Max only stared palely at Mr. Cato. The irony was too great for laughter. He saw a man putting to sea on a plank, unconscious of the deep voice of the gathering tornado; a child going out with a wooden gun to make sport of an angry crowd of sans-culottes.
‘Can I get a copy of the corrected map anywhere?’ asked the Child.
‘Gif him de map, Max,’ said the Baron, with a short, indulgent laugh. ‘My secret achents haf brepared it, Mr. Cato. Gif him de figures, all de papers. Let him haf efferyting. Goot-bye, Mr. Cato. See him to de carriage, Max.’
‘I’ll walk, thank you.’
‘Better drive. Goot-bye.’
‘Good-bye.’
‘You will haf deeficulties, Mr. Cato.’
Mr. Cato went home by omnibus. His heart sank as he looked at the map, divorced from the purple finger.

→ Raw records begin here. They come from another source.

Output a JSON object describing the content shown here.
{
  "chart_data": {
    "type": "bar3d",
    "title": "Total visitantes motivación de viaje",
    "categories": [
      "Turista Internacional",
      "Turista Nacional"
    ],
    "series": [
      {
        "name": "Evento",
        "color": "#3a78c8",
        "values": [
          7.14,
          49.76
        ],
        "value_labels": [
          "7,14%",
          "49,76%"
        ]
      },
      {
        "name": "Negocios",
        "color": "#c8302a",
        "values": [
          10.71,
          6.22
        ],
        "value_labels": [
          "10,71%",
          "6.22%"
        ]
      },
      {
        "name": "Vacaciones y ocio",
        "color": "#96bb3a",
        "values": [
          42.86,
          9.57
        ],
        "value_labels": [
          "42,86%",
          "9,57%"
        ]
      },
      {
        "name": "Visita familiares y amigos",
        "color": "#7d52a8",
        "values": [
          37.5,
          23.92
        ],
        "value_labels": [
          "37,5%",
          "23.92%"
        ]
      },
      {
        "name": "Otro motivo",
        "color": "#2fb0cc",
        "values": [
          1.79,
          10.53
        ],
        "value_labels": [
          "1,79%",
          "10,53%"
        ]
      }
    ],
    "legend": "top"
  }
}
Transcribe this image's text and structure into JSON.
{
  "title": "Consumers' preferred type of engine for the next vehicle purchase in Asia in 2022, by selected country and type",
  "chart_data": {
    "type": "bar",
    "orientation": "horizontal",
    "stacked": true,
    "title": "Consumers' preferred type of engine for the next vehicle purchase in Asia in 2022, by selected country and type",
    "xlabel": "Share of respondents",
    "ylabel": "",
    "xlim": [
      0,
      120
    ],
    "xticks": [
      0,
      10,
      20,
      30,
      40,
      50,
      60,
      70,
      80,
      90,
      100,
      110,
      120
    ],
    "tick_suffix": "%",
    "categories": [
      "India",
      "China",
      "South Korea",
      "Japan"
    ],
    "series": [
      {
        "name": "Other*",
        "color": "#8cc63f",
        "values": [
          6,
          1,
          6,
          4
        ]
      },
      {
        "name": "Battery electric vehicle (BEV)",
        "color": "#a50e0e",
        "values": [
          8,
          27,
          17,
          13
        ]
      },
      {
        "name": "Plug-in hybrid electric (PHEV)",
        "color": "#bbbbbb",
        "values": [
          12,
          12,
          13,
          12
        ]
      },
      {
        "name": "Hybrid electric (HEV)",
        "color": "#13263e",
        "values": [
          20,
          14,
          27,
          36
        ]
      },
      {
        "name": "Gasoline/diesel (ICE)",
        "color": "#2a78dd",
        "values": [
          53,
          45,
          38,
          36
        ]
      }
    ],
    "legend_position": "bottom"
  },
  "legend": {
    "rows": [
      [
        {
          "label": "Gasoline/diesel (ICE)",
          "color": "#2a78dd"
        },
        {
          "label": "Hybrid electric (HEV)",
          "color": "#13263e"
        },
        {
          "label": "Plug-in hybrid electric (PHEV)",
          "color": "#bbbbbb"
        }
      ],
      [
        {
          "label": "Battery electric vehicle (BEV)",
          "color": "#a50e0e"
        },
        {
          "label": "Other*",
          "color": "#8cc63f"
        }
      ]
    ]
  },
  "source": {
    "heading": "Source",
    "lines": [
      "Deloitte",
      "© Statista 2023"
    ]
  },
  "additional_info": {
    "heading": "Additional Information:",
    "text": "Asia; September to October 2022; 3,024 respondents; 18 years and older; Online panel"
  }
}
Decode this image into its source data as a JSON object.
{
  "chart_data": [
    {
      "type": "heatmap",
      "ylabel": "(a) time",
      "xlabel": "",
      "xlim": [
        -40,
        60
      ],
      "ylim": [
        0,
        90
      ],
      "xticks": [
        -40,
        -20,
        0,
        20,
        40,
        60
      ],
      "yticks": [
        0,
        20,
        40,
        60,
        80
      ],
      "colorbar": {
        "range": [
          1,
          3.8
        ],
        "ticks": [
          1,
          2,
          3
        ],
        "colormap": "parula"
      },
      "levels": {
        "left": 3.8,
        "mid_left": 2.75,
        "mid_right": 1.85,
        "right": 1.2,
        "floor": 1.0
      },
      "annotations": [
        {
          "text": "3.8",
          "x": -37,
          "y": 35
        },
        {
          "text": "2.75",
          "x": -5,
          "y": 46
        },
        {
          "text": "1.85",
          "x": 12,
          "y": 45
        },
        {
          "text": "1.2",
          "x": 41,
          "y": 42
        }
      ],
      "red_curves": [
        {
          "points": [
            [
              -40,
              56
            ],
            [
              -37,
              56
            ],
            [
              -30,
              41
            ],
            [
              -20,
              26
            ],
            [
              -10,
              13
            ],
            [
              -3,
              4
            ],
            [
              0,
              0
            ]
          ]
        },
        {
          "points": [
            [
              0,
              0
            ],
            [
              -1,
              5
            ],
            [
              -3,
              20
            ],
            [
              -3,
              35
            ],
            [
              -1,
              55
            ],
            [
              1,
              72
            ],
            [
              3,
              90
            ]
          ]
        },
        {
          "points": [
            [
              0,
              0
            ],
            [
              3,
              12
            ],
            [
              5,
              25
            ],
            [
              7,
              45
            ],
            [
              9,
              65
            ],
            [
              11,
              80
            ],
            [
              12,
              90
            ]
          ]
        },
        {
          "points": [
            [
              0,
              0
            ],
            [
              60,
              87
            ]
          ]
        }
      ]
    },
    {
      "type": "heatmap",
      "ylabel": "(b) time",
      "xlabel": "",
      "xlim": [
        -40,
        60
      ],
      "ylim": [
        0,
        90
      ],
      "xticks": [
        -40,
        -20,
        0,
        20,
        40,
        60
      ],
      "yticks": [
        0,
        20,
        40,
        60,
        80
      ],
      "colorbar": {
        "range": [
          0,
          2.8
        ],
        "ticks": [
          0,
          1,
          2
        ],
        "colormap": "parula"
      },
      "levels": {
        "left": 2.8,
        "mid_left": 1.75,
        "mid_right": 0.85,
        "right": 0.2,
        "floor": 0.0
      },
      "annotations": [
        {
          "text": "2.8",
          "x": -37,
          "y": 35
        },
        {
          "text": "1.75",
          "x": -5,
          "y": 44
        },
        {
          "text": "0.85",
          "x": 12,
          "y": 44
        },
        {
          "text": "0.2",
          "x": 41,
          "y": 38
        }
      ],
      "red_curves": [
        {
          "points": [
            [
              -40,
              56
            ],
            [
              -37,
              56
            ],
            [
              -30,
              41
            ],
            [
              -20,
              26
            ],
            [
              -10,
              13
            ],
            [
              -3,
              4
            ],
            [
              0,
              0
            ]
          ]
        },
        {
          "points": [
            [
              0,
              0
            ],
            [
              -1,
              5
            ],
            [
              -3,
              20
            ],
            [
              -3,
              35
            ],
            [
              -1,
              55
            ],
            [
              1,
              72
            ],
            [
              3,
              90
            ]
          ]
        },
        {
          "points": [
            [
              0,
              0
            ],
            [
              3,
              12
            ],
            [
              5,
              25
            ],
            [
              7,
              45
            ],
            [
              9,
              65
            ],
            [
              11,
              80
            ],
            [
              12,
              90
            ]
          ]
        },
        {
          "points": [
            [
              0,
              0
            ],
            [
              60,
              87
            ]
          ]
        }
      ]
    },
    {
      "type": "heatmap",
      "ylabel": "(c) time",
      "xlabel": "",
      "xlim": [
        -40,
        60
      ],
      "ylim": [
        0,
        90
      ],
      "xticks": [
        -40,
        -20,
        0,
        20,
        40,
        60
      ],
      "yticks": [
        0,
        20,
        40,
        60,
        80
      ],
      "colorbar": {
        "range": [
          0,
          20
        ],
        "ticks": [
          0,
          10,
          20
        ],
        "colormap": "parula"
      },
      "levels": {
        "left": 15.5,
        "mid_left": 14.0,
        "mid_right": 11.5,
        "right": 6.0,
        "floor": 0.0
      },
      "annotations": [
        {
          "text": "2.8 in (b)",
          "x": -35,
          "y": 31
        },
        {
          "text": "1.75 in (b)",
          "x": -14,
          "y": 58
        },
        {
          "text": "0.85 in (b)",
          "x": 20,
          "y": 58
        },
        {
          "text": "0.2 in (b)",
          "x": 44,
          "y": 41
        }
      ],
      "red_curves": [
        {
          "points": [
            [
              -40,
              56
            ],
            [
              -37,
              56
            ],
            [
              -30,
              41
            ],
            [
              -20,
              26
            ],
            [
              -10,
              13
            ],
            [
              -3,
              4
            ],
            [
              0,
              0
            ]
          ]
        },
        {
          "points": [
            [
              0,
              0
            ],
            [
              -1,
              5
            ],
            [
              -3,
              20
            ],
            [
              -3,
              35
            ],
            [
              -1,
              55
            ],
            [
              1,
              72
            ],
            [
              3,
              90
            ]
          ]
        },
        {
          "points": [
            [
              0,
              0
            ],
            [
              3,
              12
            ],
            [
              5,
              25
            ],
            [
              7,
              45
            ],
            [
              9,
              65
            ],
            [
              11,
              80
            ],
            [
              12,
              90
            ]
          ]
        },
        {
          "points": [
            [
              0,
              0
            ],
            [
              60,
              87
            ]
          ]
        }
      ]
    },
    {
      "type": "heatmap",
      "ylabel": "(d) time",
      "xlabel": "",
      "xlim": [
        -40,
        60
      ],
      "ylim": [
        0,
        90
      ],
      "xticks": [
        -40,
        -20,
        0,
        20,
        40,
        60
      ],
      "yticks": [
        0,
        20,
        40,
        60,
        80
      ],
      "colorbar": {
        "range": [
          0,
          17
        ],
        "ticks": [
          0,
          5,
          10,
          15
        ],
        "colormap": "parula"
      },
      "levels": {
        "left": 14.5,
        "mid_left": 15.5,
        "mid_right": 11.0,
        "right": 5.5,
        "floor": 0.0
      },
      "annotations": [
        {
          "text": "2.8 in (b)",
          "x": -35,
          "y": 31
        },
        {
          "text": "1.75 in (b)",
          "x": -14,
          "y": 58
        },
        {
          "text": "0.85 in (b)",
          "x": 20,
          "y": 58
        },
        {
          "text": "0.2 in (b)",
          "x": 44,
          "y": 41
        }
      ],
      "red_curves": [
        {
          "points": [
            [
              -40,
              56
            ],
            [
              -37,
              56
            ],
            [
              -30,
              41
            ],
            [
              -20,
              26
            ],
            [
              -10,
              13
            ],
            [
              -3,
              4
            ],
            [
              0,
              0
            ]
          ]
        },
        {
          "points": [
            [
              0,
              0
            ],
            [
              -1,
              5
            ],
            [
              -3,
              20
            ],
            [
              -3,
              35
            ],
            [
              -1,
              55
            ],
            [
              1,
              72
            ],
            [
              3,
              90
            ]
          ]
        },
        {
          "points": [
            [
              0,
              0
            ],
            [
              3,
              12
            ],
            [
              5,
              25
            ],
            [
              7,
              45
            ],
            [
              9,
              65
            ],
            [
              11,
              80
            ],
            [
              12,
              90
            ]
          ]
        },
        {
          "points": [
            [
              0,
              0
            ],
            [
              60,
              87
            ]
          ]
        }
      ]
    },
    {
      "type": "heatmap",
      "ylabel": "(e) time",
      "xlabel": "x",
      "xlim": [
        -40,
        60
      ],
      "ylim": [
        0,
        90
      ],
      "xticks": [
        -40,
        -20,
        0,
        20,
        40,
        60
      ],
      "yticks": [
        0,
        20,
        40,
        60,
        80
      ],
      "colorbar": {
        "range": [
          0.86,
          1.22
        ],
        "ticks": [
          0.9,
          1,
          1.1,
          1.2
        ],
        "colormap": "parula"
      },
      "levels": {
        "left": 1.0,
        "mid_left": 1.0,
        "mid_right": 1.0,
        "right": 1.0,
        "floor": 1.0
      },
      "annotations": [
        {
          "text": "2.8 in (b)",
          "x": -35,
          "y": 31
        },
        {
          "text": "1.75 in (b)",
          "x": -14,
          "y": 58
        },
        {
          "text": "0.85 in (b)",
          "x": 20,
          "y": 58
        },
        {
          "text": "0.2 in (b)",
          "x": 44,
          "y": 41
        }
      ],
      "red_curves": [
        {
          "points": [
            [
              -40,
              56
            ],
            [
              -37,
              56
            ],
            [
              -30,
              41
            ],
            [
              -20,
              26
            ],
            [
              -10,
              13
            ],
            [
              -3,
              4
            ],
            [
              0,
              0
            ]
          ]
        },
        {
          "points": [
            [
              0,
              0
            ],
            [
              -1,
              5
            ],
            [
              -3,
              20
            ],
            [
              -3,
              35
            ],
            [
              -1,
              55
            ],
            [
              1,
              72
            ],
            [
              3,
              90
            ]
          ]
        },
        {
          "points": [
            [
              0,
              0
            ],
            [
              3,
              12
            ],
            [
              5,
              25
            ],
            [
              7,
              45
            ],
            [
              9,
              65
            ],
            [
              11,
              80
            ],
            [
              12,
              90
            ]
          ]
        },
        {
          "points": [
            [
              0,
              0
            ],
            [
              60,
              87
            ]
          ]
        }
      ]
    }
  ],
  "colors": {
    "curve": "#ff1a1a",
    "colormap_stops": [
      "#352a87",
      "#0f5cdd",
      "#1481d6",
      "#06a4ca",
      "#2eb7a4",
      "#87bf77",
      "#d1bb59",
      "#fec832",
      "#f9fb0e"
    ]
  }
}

There is lightheartedness in great conflict: we see the larger outline; our forces are fed by the consciousness of it. A field of gold, still in possession; a thing still to sell, if need be: it was an impregnable position. But courage is needed after the battle; we see partially, at short range. To have rejected a magnificent offer, to have so little in its place—some papers, an idea, a consciousness that needed an atlas to explain it. To have rejected the proposals of confident authority creates a helpless mid-air terror; that is the power of religions. Mr. Cato felt like a heretic of the Middle Ages, wondering, on the way to the stake, if after all the Pope were not right.
He went straight to his bedroom; walked up and down in his slippers, lay awake for hours in long moods of elation and depression, and fell asleep at last very cold.